Sunday 15 April 2012

City Escape

And so it continues. What is this, Implausible Crossovers? That's Narto's old department... oh, Nar.

Okay. Pull myself together. Bad Terri, no reminiscing. Review. If I keep this up, the R&R Division will give me a part-time job.

Mission: City Escape/dead space sega style, Feeling Sorry, WHEEL OF TRAGETY
Agents: Florestan and Eusabius, DIC
Continua: Sonic, Dead Space, Mario, Banjo-Kazooie

I am quite terrified at the prospect of agents being given three missions at once, even short ones such as these - think of the filing! But if it has to happen, these three were a good match for each other. I'm surprised Agents Florestan and Eusabius didn't protest more, but I note that their file shows them to have a rather antique origin, so perhaps they were simply too polite.

The presentation of the differing styles of the three fics - script, centred, parenthetical - was masterful; I truly felt the agents' pain as they found themselves in each new situation. Perhaps the least fleshed-out was the centred story - it is mentioned once, and is amusing, but seems to fade into the background. I'm sure they felt the pressure of that centring more than they let on - and perhaps they should have written more about it. For someone like me, stuck in the Archives all day, it would have been an interesting read.

I do wonder at the language the pair use - look, it's even affecting me. I'm inclined to wonder whether they're playing on some reputation they have in HQ (I wouldn't know) and exaggerating their formality somewhat in the retelling. My suspicions on this front are strengthened by the fact that they occasionally slip into colloquial speech - the final 'Let's do this!' is one example. On the other hand, who knows? We've had stranger folk in here.
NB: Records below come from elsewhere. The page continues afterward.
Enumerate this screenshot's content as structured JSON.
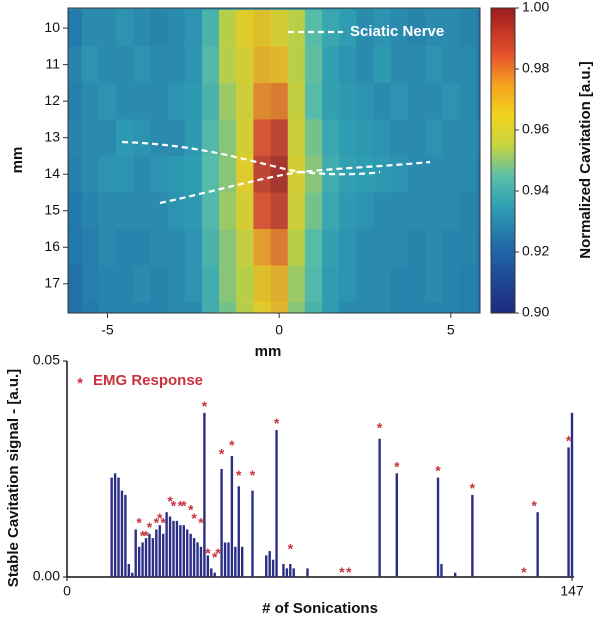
{
  "chart_data": [
    {
      "type": "heatmap",
      "xlabel": "mm",
      "ylabel": "mm",
      "x": [
        -6,
        -5.5,
        -5,
        -4.5,
        -4,
        -3.5,
        -3,
        -2.5,
        -2,
        -1.5,
        -1,
        -0.5,
        0,
        0.5,
        1,
        1.5,
        2,
        2.5,
        3,
        3.5,
        4,
        4.5,
        5,
        5.5,
        6
      ],
      "y": [
        10,
        11,
        12,
        13,
        14,
        15,
        16,
        17,
        18
      ],
      "values": [
        [
          0.925,
          0.93,
          0.93,
          0.932,
          0.93,
          0.928,
          0.93,
          0.932,
          0.942,
          0.955,
          0.965,
          0.968,
          0.962,
          0.955,
          0.945,
          0.938,
          0.935,
          0.93,
          0.932,
          0.93,
          0.928,
          0.93,
          0.93,
          0.928,
          0.925
        ],
        [
          0.928,
          0.932,
          0.93,
          0.93,
          0.932,
          0.93,
          0.93,
          0.932,
          0.944,
          0.955,
          0.962,
          0.972,
          0.97,
          0.955,
          0.946,
          0.936,
          0.932,
          0.93,
          0.934,
          0.93,
          0.93,
          0.932,
          0.93,
          0.93,
          0.926
        ],
        [
          0.926,
          0.93,
          0.932,
          0.93,
          0.93,
          0.93,
          0.932,
          0.934,
          0.942,
          0.952,
          0.96,
          0.978,
          0.98,
          0.958,
          0.945,
          0.936,
          0.934,
          0.932,
          0.93,
          0.932,
          0.93,
          0.93,
          0.932,
          0.93,
          0.926
        ],
        [
          0.928,
          0.93,
          0.93,
          0.934,
          0.932,
          0.93,
          0.93,
          0.934,
          0.944,
          0.95,
          0.962,
          0.985,
          0.99,
          0.96,
          0.948,
          0.938,
          0.935,
          0.934,
          0.932,
          0.93,
          0.93,
          0.932,
          0.93,
          0.93,
          0.928
        ],
        [
          0.926,
          0.93,
          0.932,
          0.932,
          0.93,
          0.932,
          0.934,
          0.935,
          0.945,
          0.95,
          0.965,
          0.99,
          0.995,
          0.962,
          0.95,
          0.94,
          0.936,
          0.935,
          0.934,
          0.932,
          0.93,
          0.93,
          0.93,
          0.93,
          0.926
        ],
        [
          0.924,
          0.928,
          0.93,
          0.93,
          0.93,
          0.93,
          0.932,
          0.934,
          0.944,
          0.952,
          0.962,
          0.985,
          0.99,
          0.96,
          0.948,
          0.938,
          0.934,
          0.932,
          0.93,
          0.93,
          0.93,
          0.93,
          0.93,
          0.928,
          0.925
        ],
        [
          0.924,
          0.926,
          0.93,
          0.928,
          0.928,
          0.93,
          0.93,
          0.932,
          0.942,
          0.95,
          0.958,
          0.975,
          0.98,
          0.955,
          0.945,
          0.936,
          0.932,
          0.93,
          0.93,
          0.93,
          0.928,
          0.93,
          0.928,
          0.928,
          0.924
        ],
        [
          0.922,
          0.926,
          0.928,
          0.928,
          0.93,
          0.928,
          0.93,
          0.932,
          0.94,
          0.95,
          0.955,
          0.968,
          0.972,
          0.952,
          0.944,
          0.935,
          0.932,
          0.93,
          0.93,
          0.928,
          0.928,
          0.93,
          0.928,
          0.926,
          0.924
        ],
        [
          0.922,
          0.925,
          0.928,
          0.928,
          0.928,
          0.928,
          0.93,
          0.93,
          0.94,
          0.948,
          0.955,
          0.965,
          0.97,
          0.95,
          0.942,
          0.935,
          0.93,
          0.93,
          0.93,
          0.928,
          0.928,
          0.928,
          0.928,
          0.926,
          0.924
        ]
      ],
      "xlim": [
        -6.15,
        5.85
      ],
      "ylim": [
        17.8,
        9.45
      ],
      "xticks": [
        -5,
        0,
        5
      ],
      "yticks": [
        10,
        11,
        12,
        13,
        14,
        15,
        16,
        17
      ],
      "annotation": "Sciatic Nerve",
      "colorbar": {
        "label": "Normalized Cavitation [a.u.]",
        "lim": [
          0.9,
          1.0
        ],
        "ticks": [
          {
            "value": 0.9,
            "label": "0.90"
          },
          0.92,
          0.94,
          0.96,
          0.98,
          {
            "value": 1.0,
            "label": "1.00"
          }
        ],
        "colorscale": [
          [
            0.9,
            "#1f2a7e"
          ],
          [
            0.92,
            "#1f64a6"
          ],
          [
            0.935,
            "#2f9fb3"
          ],
          [
            0.945,
            "#5cc0a8"
          ],
          [
            0.955,
            "#c7d53e"
          ],
          [
            0.965,
            "#f2d21e"
          ],
          [
            0.975,
            "#f4a11f"
          ],
          [
            0.985,
            "#e5502b"
          ],
          [
            1.0,
            "#9c1b1e"
          ]
        ]
      }
    },
    {
      "type": "bar",
      "xlabel": "# of Sonications",
      "ylabel": "Stable Cavitation signal - [a.u.]",
      "xlim": [
        0,
        147
      ],
      "xticks": [
        0,
        147
      ],
      "ylim": [
        0,
        0.05
      ],
      "yticks": [
        {
          "value": 0,
          "label": "0.00"
        },
        0.05
      ],
      "series": [
        {
          "color": "#2b2e86",
          "x": [
            13,
            14,
            15,
            16,
            17,
            18,
            19,
            20,
            21,
            22,
            23,
            24,
            25,
            26,
            27,
            28,
            29,
            30,
            31,
            32,
            33,
            34,
            35,
            36,
            37,
            38,
            39,
            40,
            41,
            42,
            43,
            45,
            46,
            47,
            48,
            49,
            50,
            51,
            54,
            58,
            59,
            60,
            61,
            63,
            64,
            65,
            66,
            70,
            91,
            96,
            108,
            109,
            113,
            118,
            137,
            146,
            147
          ],
          "values": [
            0.023,
            0.024,
            0.023,
            0.02,
            0.019,
            0.003,
            0.001,
            0.011,
            0.007,
            0.008,
            0.009,
            0.01,
            0.009,
            0.011,
            0.012,
            0.01,
            0.015,
            0.014,
            0.013,
            0.013,
            0.012,
            0.012,
            0.011,
            0.01,
            0.009,
            0.008,
            0.007,
            0.038,
            0.005,
            0.002,
            0.001,
            0.025,
            0.008,
            0.008,
            0.028,
            0.007,
            0.021,
            0.007,
            0.02,
            0.005,
            0.006,
            0.004,
            0.034,
            0.003,
            0.002,
            0.003,
            0.002,
            0.002,
            0.032,
            0.024,
            0.023,
            0.003,
            0.001,
            0.019,
            0.015,
            0.03,
            0.038
          ]
        },
        {
          "name": "EMG Response",
          "type": "scatter",
          "marker": "*",
          "color": "#c8323c",
          "x": [
            21,
            22,
            23,
            24,
            26,
            27,
            28,
            30,
            31,
            33,
            34,
            36,
            37,
            39,
            40,
            41,
            43,
            44,
            45,
            48,
            50,
            54,
            61,
            65,
            80,
            82,
            91,
            96,
            108,
            118,
            133,
            136,
            146
          ],
          "values": [
            0.013,
            0.01,
            0.01,
            0.012,
            0.013,
            0.014,
            0.013,
            0.018,
            0.017,
            0.017,
            0.017,
            0.016,
            0.014,
            0.013,
            0.04,
            0.006,
            0.005,
            0.006,
            0.029,
            0.031,
            0.024,
            0.024,
            0.036,
            0.007,
            0.0015,
            0.0015,
            0.035,
            0.026,
            0.025,
            0.021,
            0.0015,
            0.017,
            0.032
          ]
        }
      ]
    }
  ]
}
One point I do take issue with is during the climax of their third mission: one of the agents, Florestan, gives a 'review' to an author-wraith (described as a Sue-wraith, which I believe is department policy - precision is vital in DIC, where Sue-wraiths and slash-wraiths are both common). Unfortunately, this 'review', while appropriate in tone, nevertheless blurs towards being a flame. An insulting term is used towards the writer of the story - which is frowned on in most departments (the proposal for a Department of Author Abuse never got off the ground). My only consolation is that I'm inclined to think this 'review' was never actually given - it reads like a 'brilliant retort I would have made'.
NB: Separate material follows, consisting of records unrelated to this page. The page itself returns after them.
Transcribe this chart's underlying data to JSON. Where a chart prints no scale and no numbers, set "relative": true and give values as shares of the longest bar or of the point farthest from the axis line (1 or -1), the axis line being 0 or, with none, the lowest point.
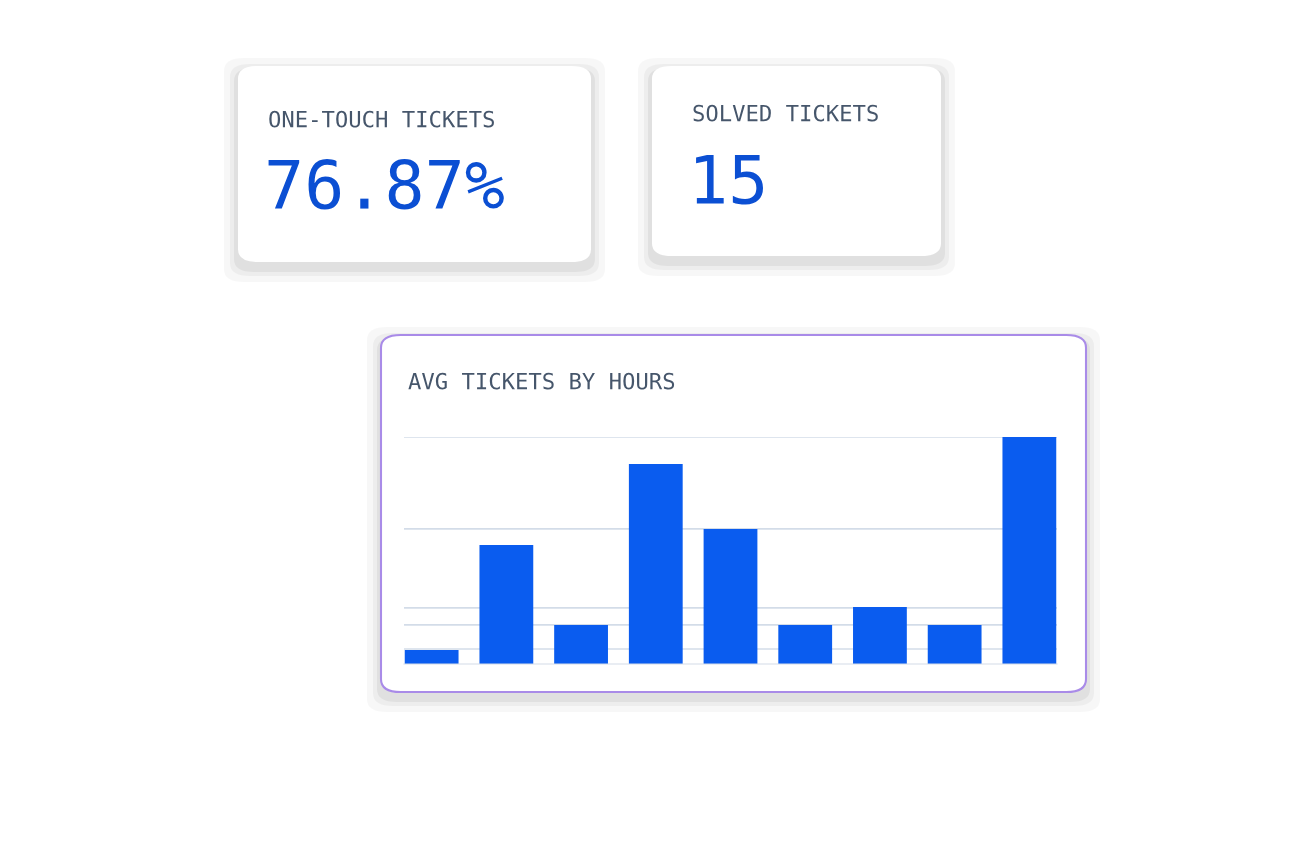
{
  "chart_data": [
    {
      "type": "other",
      "title": "ONE-TOUCH TICKETS",
      "annotations": [
        "76.87%"
      ]
    },
    {
      "type": "other",
      "title": "SOLVED TICKETS",
      "annotations": [
        "15"
      ]
    },
    {
      "type": "bar",
      "title": "AVG TICKETS BY HOURS",
      "relative": true,
      "categories": [
        null,
        null,
        null,
        null,
        null,
        null,
        null,
        null,
        null
      ],
      "values": [
        0.062,
        0.524,
        0.172,
        0.881,
        0.595,
        0.172,
        0.251,
        0.172,
        1
      ],
      "color": "#0a5cef",
      "ref_lines": [
        {
          "axis": "y",
          "value": 1,
          "color": "#d3dce8"
        },
        {
          "axis": "y",
          "value": 0.595,
          "color": "#d3dce8"
        },
        {
          "axis": "y",
          "value": 0.247,
          "color": "#d3dce8"
        },
        {
          "axis": "y",
          "value": 0.172,
          "color": "#d3dce8"
        },
        {
          "axis": "y",
          "value": 0.066,
          "color": "#d3dce8"
        }
      ]
    }
  ]
}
On the whole, though I admit to not having any knowledge of the canons involved, I found this suitably entertaining. A few flaws, but far better than those agents who refuse to release their reports at all. I'd much rather have something to read than nothing.

-Terri Ryan, Dept. of

-- oh yes, and I found a bizarre piece of overprinting in my copy. The 'fourth wall' line in the third mission, for some reason, has folded on top of itself. Strange.